Hatoba, which means “dock” in Japanese, features floor-to-ceiling displays of ceramics and baskets, a callback to the Kappabashi district of Tokyo, where warehouses hawk restaurant supplies. A continent-spanning homage to baseball shows up in the jerseys on display from the Hokkaido Nippon-Ham Fighters, Sapporo’s pro team. (Fun fact: Just like Hatoba’s new neighbors, the team was once called the Senators.)
Even a trip to the restroom feels like a seventh-inning stretch. Metal lockers line one wall, and a mural of the stands at a Japanese ballgame graces another. The soundtrack is audio from a Nippon-Ham Fighters game.

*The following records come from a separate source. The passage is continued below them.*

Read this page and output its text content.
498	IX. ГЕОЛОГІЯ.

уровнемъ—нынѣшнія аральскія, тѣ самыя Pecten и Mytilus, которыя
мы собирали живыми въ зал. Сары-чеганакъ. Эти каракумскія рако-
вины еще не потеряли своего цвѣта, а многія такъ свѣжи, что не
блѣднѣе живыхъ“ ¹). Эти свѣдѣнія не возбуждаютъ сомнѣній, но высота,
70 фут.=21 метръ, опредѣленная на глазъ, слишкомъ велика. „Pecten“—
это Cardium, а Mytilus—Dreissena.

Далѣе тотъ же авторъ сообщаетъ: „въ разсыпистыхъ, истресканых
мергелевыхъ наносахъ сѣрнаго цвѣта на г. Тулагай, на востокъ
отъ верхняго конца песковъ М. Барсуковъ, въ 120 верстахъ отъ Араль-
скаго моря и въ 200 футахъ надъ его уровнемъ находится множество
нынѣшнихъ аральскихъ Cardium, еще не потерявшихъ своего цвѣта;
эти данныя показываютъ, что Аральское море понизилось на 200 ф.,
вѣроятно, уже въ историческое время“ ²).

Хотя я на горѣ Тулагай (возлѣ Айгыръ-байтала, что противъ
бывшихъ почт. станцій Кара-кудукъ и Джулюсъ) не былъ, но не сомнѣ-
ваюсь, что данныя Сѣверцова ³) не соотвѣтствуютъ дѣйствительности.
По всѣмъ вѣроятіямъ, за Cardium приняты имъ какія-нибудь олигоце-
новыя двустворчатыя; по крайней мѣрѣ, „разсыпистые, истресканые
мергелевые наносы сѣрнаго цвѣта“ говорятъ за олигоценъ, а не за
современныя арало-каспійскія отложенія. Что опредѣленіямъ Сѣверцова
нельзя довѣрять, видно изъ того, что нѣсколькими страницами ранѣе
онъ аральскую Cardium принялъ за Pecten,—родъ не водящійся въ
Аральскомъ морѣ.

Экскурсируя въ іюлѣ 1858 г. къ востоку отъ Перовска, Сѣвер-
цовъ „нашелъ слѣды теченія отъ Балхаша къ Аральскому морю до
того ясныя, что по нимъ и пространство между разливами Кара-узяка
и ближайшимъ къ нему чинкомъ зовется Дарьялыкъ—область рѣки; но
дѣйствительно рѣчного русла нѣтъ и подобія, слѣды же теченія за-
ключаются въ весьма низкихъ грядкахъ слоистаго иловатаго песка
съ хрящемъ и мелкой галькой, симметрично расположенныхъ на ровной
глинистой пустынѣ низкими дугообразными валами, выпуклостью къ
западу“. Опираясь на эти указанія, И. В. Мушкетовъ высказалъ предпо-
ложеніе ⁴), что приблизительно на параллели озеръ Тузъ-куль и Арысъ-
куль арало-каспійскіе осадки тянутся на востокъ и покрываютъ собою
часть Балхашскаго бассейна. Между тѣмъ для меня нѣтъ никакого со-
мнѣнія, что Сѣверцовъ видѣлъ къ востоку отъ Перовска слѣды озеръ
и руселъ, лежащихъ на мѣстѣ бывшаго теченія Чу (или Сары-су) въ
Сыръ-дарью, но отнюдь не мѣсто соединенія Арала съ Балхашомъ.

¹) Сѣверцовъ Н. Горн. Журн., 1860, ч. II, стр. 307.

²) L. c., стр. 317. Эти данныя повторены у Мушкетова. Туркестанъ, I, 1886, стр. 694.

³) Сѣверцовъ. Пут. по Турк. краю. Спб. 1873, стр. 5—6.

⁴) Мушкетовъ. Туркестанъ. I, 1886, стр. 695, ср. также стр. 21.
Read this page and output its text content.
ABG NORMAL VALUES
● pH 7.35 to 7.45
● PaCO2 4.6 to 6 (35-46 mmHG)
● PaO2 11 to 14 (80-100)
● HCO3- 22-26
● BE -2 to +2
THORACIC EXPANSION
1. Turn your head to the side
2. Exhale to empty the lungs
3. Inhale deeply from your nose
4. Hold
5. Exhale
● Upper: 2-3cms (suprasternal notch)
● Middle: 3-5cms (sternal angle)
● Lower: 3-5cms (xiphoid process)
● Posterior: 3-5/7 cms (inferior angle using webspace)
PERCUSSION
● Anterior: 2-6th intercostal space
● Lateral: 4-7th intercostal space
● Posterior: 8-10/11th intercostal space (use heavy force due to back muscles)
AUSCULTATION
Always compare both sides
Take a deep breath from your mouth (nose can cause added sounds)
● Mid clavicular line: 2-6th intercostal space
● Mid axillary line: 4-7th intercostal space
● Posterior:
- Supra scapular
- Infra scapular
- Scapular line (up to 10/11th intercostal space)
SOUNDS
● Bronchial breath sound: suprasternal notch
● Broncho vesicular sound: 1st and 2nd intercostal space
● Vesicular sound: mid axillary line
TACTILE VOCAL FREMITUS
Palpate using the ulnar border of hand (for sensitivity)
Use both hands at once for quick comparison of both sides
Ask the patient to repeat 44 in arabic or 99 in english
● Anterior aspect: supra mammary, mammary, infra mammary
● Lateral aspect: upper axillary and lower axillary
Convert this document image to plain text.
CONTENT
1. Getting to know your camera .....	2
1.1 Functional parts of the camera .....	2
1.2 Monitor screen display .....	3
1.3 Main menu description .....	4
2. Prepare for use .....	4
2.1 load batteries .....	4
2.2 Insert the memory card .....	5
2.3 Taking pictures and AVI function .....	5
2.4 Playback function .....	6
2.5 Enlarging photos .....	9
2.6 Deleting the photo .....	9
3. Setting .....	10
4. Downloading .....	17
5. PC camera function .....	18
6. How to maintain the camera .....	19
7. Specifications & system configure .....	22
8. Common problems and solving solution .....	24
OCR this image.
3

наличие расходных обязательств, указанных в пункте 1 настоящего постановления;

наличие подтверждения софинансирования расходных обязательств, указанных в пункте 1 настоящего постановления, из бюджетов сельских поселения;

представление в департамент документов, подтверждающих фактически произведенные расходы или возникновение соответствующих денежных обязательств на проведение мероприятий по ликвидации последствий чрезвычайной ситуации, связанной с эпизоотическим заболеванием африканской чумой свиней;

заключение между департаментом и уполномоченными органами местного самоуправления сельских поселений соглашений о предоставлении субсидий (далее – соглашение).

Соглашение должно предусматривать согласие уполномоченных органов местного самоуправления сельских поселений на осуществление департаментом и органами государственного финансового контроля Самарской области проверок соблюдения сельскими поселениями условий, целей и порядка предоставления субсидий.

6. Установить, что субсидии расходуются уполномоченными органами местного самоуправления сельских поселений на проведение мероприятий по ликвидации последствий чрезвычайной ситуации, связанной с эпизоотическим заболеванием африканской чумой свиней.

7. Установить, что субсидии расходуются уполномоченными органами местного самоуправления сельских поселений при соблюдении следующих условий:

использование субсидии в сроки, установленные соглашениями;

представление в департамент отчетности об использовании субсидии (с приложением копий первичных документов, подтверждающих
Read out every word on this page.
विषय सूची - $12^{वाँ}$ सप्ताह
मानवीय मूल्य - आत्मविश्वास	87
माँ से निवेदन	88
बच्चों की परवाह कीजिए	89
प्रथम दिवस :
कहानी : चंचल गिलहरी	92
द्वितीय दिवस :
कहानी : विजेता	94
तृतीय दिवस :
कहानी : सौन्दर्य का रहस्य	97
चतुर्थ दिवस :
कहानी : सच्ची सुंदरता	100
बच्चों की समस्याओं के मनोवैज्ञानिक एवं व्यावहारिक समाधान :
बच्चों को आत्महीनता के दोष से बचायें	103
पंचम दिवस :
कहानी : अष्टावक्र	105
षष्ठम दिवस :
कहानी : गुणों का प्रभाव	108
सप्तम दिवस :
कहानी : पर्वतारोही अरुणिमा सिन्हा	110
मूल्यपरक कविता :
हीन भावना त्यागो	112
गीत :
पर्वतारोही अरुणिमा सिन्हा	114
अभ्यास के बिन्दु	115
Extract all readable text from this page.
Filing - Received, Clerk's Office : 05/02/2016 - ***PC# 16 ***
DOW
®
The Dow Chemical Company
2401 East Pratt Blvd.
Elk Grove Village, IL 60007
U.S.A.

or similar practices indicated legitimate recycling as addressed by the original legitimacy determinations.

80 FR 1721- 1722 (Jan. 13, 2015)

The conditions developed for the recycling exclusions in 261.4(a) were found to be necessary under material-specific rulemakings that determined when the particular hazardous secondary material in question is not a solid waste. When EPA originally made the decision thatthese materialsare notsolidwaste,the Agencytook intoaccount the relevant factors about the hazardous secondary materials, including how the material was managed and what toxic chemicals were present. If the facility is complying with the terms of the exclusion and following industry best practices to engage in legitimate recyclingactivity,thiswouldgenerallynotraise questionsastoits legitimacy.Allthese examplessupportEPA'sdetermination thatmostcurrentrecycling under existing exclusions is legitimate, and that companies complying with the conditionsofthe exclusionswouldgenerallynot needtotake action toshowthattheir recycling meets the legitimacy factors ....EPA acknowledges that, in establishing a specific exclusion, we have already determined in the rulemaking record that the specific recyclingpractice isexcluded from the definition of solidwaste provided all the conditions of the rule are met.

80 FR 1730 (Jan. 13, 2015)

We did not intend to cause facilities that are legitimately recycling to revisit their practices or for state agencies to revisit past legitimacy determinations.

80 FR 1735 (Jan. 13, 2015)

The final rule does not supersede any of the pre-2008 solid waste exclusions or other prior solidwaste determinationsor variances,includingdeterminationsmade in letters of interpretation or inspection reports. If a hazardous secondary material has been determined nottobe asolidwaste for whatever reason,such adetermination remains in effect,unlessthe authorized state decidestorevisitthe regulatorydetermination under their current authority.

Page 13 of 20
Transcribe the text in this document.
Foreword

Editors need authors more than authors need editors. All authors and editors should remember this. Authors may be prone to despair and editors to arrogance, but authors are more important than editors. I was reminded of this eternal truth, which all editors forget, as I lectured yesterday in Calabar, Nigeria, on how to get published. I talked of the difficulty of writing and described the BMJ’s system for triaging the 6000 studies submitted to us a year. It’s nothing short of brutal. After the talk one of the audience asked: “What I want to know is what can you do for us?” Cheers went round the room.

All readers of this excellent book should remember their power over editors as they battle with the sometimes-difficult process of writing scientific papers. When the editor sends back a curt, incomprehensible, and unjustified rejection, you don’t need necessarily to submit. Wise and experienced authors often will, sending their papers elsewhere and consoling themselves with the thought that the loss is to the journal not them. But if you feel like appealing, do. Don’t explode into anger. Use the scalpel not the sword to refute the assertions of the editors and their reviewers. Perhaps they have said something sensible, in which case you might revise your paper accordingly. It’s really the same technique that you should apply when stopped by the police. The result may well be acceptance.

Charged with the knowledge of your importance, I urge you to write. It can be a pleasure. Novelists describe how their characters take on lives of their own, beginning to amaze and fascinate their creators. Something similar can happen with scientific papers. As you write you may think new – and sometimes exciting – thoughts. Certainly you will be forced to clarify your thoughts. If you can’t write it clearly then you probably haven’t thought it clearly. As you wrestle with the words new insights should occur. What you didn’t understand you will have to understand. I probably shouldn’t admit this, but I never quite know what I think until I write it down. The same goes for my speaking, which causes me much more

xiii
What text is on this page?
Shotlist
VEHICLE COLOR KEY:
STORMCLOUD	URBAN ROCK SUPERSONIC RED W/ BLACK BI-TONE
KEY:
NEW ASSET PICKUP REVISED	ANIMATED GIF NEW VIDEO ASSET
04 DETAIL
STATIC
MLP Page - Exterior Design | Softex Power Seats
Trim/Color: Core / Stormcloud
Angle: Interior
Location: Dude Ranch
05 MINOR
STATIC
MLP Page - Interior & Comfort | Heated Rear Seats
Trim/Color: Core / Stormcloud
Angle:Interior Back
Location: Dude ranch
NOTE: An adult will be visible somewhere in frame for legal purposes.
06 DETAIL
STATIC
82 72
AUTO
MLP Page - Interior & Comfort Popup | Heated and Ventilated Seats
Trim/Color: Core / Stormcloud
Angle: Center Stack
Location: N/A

Distinctions abound on the menu, too, with the classic shoyu ramen — its broth rich and full of garlicky bass notes — getting upstaged by its more fanciful brethren. Here, I’m happy to flip the usual script, where the meat dishes get all the attention and vegetarian options are mentioned as a dutiful afterthought. My favorite bowlful was the vegan option, a curry- and miso-flavored ramen in which a rosy poached tomato, with its stem intact, floats in the center.
At first, it’s a little unclear how to attack the unwieldy-looking dish. But as you swirl, bits of the red flesh break off into the broth where they mingle with the noodles and . . . wait, is that basil? “It’s like Italian ramen,” enthuses a dining companion. (Make that Italy by way of Mumbai — the curry packs a fragrant punch.)
Red miso and clams are an unexpected pairing in Hatoba’s signature bowl, though the briny broth and plump bivalves make an argument for breaking from the familiar. And a yuzu-scented version is another welcome innovation, the delicate citrus leavening the dish’s double-pork punch (both ground and sliced meats bob around in the broth).
While Americans might not think of these flavor combinations as classic, co-owner Daisuke Utagawa notes that there’s actually wild variety even among the some 1,000 ramen shops in the city of Sapporo alone. “It is difficult to say what is traditional and what is not,” he says, noting that the dishes on their menus are developed in Sapporo at the Nishiyama Seimen Company, where they ultimately earn the blessing of the resident ramen master. “Our line is drawn by many people we trust who give us the stamp of authenticity.”
Not everything interesting here requires a spoon. Think you can’t get a top-notch cocktail from a receptacle typically used for sugary colas? Hatoba’s answer: Oh, yes, you can.
In addition to sakes and beers in pop-top form, options include a Maui Mule from Indiana craft distillery Cardinal Spirits, whose spicy ginger and fruity notes all but call out for an umbrella topper. You’ve probably heard of orange wine, the trendy category of white wines that use grapes fermented with their skins on. But it is less likely you’ve encountered Tarongino, a canned wine from Valencia, Spain, that’s made by fermenting citrus fruit instead of grapes. It’s slightly sweet, but complex and funky, too.
The place is often jumping, but the service system keeps things flowing. At busy lunch hours, customers place their orders at a host stand, then take a seat. Service is amiable and attentive, despite a few opening kinks (several times, servers responded to orders with a “let me check if we’re out of that”). And on two visits, the restaurant had sold out of the gyoza dumplings.
But we’ll chalk that up to another reason to plan a return trip — even in the offseason.
300 Tingey St. SE. 202-488-4800. hatobadc.com. Entrees, $14 to $16.